I guess my background in puppetry and surrealist painting led to this. Thinking of how to combine these passions, I figured filmmaking would be the best path for me. For this film we used 2.5m tall puppets to show the monster-like creatures of the underground. We had an actor hidden in such a puppet, steering it from the inside, while the monster acted opposite an angel-like actress.
There’s no speaking in my film, but a lot of narration.
Inspiration for my filmmaking can be found with directors like Wes Anderson, Wong Kar-wai, etc. For cinematography I look to the work of Christopher Doyle, for narrative I look to Wong Kar-wai. There’s no speaking in my film, but a lot of narration. The pace is quite slow. Not much seems to happen, but our long shots allow the audience to really take in the scenery and immerse themselves in that world. Compare it to the Japanese Butoh theatre, where they move really slowly. It’s almost like tai-chi.
We’re now working on a sequel as well, hoping to make it into a trilogy someday. The sequel will be set in the present day, shortly before the apocalypse. This time we follow a man who finds out the world will end, and tries to make peace with that thought. We again use puppetry to show a metaphor for Death, and how the man befriends that concept.

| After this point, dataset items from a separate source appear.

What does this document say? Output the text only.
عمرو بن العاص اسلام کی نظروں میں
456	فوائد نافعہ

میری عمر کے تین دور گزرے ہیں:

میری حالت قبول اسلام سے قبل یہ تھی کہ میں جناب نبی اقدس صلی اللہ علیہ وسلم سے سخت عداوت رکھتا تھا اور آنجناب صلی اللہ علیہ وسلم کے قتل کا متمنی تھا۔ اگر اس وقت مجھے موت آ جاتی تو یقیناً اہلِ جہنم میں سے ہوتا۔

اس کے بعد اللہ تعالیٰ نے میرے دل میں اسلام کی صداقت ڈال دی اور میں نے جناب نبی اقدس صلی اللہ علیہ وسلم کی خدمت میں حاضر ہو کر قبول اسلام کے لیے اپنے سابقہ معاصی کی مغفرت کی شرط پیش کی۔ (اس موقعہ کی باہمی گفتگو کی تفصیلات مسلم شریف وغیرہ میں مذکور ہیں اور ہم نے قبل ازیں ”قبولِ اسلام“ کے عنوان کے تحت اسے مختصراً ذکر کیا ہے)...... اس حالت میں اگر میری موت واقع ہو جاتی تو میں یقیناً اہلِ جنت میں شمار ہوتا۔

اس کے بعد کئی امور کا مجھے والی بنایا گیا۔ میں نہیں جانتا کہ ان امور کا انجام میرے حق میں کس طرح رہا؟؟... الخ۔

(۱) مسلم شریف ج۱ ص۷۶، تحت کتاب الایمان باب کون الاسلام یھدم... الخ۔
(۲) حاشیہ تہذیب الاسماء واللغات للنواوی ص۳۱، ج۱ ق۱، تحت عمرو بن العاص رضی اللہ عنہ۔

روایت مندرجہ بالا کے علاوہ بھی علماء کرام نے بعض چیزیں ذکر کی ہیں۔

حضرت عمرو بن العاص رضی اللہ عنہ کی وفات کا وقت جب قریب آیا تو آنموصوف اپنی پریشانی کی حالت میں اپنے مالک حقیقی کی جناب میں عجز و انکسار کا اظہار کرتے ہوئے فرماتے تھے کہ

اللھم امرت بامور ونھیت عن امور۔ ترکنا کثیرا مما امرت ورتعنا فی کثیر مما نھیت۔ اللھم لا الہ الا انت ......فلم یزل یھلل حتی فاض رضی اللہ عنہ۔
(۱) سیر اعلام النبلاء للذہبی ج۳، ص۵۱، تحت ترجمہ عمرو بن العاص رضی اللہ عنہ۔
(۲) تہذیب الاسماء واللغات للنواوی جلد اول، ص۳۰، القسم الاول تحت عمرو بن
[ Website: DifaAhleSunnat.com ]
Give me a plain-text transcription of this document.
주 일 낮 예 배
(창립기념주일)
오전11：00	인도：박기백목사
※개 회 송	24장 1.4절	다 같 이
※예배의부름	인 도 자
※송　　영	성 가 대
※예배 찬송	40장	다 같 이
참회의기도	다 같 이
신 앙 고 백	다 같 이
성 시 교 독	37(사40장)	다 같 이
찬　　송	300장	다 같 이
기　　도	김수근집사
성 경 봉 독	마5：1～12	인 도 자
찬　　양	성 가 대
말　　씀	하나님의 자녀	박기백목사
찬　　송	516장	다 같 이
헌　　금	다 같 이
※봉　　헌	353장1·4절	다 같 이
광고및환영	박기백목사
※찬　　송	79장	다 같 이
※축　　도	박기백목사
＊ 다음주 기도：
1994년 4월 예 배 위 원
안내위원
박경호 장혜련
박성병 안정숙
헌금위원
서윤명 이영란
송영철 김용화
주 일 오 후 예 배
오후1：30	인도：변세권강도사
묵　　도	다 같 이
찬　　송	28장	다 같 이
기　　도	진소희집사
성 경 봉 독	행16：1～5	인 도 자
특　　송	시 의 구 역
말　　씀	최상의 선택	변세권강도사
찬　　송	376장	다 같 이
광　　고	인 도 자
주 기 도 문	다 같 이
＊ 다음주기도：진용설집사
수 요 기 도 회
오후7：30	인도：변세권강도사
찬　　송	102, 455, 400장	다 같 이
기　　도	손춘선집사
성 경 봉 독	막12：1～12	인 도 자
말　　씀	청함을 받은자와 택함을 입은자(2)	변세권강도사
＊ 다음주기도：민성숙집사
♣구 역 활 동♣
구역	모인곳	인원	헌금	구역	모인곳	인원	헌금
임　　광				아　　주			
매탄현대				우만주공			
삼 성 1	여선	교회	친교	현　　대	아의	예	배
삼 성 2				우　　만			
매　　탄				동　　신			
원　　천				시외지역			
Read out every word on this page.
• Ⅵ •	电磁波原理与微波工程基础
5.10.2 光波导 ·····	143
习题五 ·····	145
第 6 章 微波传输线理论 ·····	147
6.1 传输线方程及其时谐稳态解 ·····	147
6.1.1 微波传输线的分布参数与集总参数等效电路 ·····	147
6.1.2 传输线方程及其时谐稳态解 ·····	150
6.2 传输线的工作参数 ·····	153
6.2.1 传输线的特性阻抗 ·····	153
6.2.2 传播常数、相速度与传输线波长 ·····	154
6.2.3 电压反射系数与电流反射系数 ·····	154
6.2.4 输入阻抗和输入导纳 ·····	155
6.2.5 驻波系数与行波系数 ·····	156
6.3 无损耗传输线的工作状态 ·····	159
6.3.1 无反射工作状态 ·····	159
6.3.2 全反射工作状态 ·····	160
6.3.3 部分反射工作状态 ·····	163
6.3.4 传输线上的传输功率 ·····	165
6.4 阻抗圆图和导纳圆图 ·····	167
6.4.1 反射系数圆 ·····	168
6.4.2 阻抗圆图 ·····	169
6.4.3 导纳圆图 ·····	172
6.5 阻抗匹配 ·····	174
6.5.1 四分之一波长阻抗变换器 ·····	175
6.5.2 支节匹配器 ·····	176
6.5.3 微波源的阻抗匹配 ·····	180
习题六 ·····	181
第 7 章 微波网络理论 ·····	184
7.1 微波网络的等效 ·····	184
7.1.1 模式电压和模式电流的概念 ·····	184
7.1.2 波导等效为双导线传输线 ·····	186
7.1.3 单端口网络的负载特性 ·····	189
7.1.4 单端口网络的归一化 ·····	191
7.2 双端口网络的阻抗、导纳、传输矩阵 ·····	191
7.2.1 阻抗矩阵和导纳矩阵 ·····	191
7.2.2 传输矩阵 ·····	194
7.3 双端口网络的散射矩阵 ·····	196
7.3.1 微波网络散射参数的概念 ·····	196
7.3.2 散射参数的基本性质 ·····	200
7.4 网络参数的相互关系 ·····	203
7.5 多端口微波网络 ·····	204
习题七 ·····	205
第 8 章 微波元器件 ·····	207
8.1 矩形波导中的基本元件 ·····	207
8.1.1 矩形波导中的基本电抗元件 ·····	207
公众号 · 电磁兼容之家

This one will be shot in Hong Kong, starting in June. We’re in pre-production now, setting up a fundraising campaign and finding a crew to join my regular team. It’s not easy finding funds for a short film. Big investors usually look only at features. On top of that we’re not the cheapest production, as we work on a highly professional level, with every crew member getting paid.
You came to the Third Culture Film Festival. Would you say you are Third Culture?
Yeah, very much so. My dad is English, he moved to Hong Kong when he was twenty. My mum is from here. I was born here and went to Island School. Growing up in an international school, cultures and nationalities were always blurry concepts to me. I grew up among people from everywhere around the world. Add to that the local culture I was taught by my mum, and the Western culture of my dad, and you could say I was pretty confused. Then when I went to study in Los Angeles, I thought maybe that place could be a home to me. But even there people kept asking “So where are you from?”, and then I’d have to repeat that whole background story.
Home is not a place anymore. Especially to TC people. Home is… wherever your friends are I’d say.
I think Third Culture is the beginning of what’s to come.
I think Third Culture is the beginning of what’s to come. In the 20th century, the notion of Third Culture started to come up. By the end of the 21st century it’s going to be everywhere. And I think that by the end of the 22nd century, everyone will be a Third Culture individual. So much that the concept will not exist anymore. We are the first generation of that.